In der Nähe von Berlin, genauer gesagt: in Kleinmachnow, Brandenburg, haben Menschen eine frei laufende Löwin gefilmt – dachten sie zumindest. Freitagmittag gab es die Entwarnung: Es war wohl doch eine Wildsau, die auf dem Video aus Berlin zu sehen ist.. In der Zwischenzeit gab es Kurioses, einen Live-Ticker und Experteninterviews. „Kann der Löwe bis nach Braunschweig laufen?“, fragte eine Kollegin am Donnerstag und lachte. Die Idee einer entlaufenen Löwin hatte sie tatsächlich leicht verunsichert. „Gibt es eigentlich in Niedersachsen auch privat Löwen?“, fragt ein anderer.

Ich habe mich aufgemacht, dieses exotische Thema zu bearbeiten. Für Braunschweig und die Region, auf der Jagd nach dem Löwen.

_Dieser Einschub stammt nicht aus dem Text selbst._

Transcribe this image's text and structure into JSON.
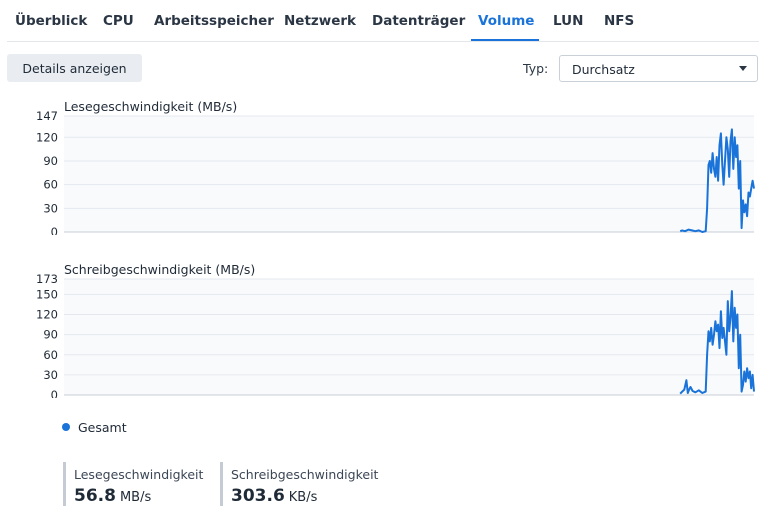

Werden Löwen oder große Wildtiere in Niedersachsen privat gehalten?

Berlin ist eine Metropole, in der sich das Leben ballt. Ein Löwe im Garten? Wo, wenn nicht dort! Auf jeden Fall gibt es privat einen Löwen in Brandenburg. Insgesamt 23 Löwen gibt es dort: in Zoos, Zirkusunternehmen und einen in privater Haltung. Doch nirgendwo ist ein Löwe in Berlin entlaufen, das hat die Polizei überprüft.

Und in Niedersachsen? Im Zoo Hannover und in Osnabrück gibt es Löwen. Der Zoo Braunschweig hat das Ziel, wieder Löwen zu halten. Das zuständige Ministerium für Landwirtschaft informiert zudem, dass es in Zirkussen insgesamt 26 Löwen in Niedersachsen gebe. An Privatleute hat das Ministerium in den letzten zehn Jahren zwölf Genehmigungen nach der „Verordnung über das Halten gefährlicher Tiere“ (GefTVO) erteilt. Eine Erlaubnis für einen Löwen erteilte das Ministerium nicht. Aber für einen Geparden. Sie haben richtig gelesen. Außerdem gibt es Genehmigungen für die Tierarten Serval (einem Gepard ähnlich), Krokodil, Brauen-Glattsrirnkaiman, Timber-Wolf und Luchs.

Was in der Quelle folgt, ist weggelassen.